Riascoltarla oggi è capire che quel coraggio condiviso aveva ragione d’esistere.
di Monica Malfatti

“Ombra” di Maria Antonietta
È un segreto sussurrato nella penombra di una stanza d’albergo. Una moquette demodée valigie, effetti personali, una pila di libri piegati e trascinati con sé strada dopo strada: Arthur Schopenauer, Sylvia Plath, Antonia Pozzi, si legge nelle costine accatastate. Accanto, un diario bordeaux e una scritta sul retro del frontespizio: “La felicità proietta sempre un’ombra lunga”. Esistenziale e romantico, è il ritornello-sentenza di Ombra, sesto brano di “Sassi“, l’album del 2014. Il secondo dopo l’esordio. Così Maria Antonietta riflette sulla caducità di una felicità che, in quanto tale, va vissuta in ogni modo. Anche oltre i limiti della realtà: quelli, restano in ombra.
di Alessandro Triolo
“Blatte” di Colombre
Ammetto di aver scoperto Colombre come il fidanzato di. Era il 2015 e i Chewingum insieme a Maria Antonietta pubblicavano l’EP Maria Antonietta Loves Chewingum. La tracklist era composta da quattro riarrangiamenti di brani di Sassi, l’album della cantautrice pesarese pubblicato l’anno prima per La Tempesta, più Fotoromanza di Gianna Nannini.
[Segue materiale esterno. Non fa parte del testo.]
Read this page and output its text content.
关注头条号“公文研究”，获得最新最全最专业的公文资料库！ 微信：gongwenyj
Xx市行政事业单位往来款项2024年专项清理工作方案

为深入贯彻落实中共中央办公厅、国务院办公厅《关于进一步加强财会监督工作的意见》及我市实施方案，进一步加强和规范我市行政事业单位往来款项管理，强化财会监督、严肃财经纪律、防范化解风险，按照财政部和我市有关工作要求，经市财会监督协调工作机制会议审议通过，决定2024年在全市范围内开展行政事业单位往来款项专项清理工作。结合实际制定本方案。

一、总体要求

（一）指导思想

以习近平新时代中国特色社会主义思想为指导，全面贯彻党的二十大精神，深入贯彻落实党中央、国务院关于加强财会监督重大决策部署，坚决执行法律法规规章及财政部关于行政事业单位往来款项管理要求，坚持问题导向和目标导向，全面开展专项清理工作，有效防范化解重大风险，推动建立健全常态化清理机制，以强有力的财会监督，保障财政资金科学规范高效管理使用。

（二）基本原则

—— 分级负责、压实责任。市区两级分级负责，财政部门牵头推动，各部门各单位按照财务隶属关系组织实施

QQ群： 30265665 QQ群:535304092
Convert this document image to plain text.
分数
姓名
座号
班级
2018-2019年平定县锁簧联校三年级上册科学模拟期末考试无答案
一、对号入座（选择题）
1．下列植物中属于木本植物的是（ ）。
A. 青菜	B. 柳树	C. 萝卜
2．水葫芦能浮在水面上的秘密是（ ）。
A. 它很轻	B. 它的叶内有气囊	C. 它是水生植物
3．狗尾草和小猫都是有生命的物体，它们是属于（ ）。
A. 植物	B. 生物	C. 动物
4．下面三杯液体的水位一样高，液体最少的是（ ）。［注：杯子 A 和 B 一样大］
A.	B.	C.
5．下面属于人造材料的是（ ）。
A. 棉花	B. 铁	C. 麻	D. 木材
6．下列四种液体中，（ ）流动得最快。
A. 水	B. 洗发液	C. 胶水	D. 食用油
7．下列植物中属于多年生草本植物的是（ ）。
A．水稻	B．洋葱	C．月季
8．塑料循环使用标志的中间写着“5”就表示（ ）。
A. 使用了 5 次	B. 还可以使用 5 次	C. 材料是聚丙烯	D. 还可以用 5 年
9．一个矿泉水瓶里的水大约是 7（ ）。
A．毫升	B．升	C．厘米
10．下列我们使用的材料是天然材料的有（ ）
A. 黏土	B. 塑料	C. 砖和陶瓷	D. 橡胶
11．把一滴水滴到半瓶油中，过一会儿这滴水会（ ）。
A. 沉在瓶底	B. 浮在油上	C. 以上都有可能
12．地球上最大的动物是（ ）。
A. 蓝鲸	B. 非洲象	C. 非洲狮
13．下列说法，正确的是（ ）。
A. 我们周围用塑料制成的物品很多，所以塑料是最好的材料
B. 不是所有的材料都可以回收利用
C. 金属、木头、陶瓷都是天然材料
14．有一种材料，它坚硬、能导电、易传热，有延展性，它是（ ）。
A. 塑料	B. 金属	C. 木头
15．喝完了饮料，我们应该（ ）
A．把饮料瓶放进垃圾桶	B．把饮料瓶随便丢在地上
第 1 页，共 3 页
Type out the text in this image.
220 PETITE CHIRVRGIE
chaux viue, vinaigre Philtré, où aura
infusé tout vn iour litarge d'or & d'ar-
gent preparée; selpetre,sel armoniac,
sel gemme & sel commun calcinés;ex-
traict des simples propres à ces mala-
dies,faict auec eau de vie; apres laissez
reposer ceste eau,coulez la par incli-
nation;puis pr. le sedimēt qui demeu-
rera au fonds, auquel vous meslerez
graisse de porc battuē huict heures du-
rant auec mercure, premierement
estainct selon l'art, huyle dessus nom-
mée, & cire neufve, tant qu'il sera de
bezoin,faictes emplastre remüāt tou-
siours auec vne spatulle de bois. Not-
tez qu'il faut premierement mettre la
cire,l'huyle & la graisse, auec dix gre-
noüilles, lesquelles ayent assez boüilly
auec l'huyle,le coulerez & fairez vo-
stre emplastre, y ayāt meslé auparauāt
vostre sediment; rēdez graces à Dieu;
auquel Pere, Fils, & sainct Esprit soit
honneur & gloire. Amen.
Nei credits lessi il nome di Giovanni Imparato alla voce, alla chitarra e nella produzione. In breve tempo un me quindicenne scoprì, con sommo sbigottimento, uno dei motivi di tale collaborazione.
Superata a denti stretti, pochi anni dopo – era il 2017 – scoprii che “il fidanzato” di Maria Antonietta aveva pubblicato con il nome Colombre un album intitolato “Pulviscolo” e che, a lanciare il progetto, era un singolo intitolato “Blatte” in collaborazione con un Iosonouncane in odore di santità nel panorama indie dopo il capolavoro di “Die“. Immediato è stato l’impatto del lento e cinico avanzare di Blatte, il suo incedere basso e batteria, i cori soul che si mescolano nella sintetica distorsione sonora della tastiera, la delicatissima voce di Colombre sovrapposta agli acuti taglienti di Jacopo Incani. Raramente il disgusto è stato cantato con una grazia così vertiginosa.
di Alessandro Triolo

Bonus track: “Occhi Bassi Serenade” di Maria Antonietta
Maria Antonietta ama da sempre le cover. Il suo disco Deluderti si conclude con una versione di E invece niente dei Tre Allegri Ragazzi Morti. Assieme ai Chewingum, ha coverizzato se stessa e Gianna Nannini. Coi Selton, ha rilasciato Luglio. Ed è per questo, che il brano perfetto per conoscere Maria Antonietta potrebbe anche essere una cover.
In questa versione swing della canzone dei TARM, l’artista marchigiana offre un piccolo manifesto di sé. Della sua anima tormentata, dell’autoironia di certi versi volutamente esagerati, delle sfumature punk della voce. E i fiati in sottofondo, mentre Maria Antonietta e Davide Toffolo recitano “hey hey baby, molto sex, coca cola, testa vuota!” sono un gioiello.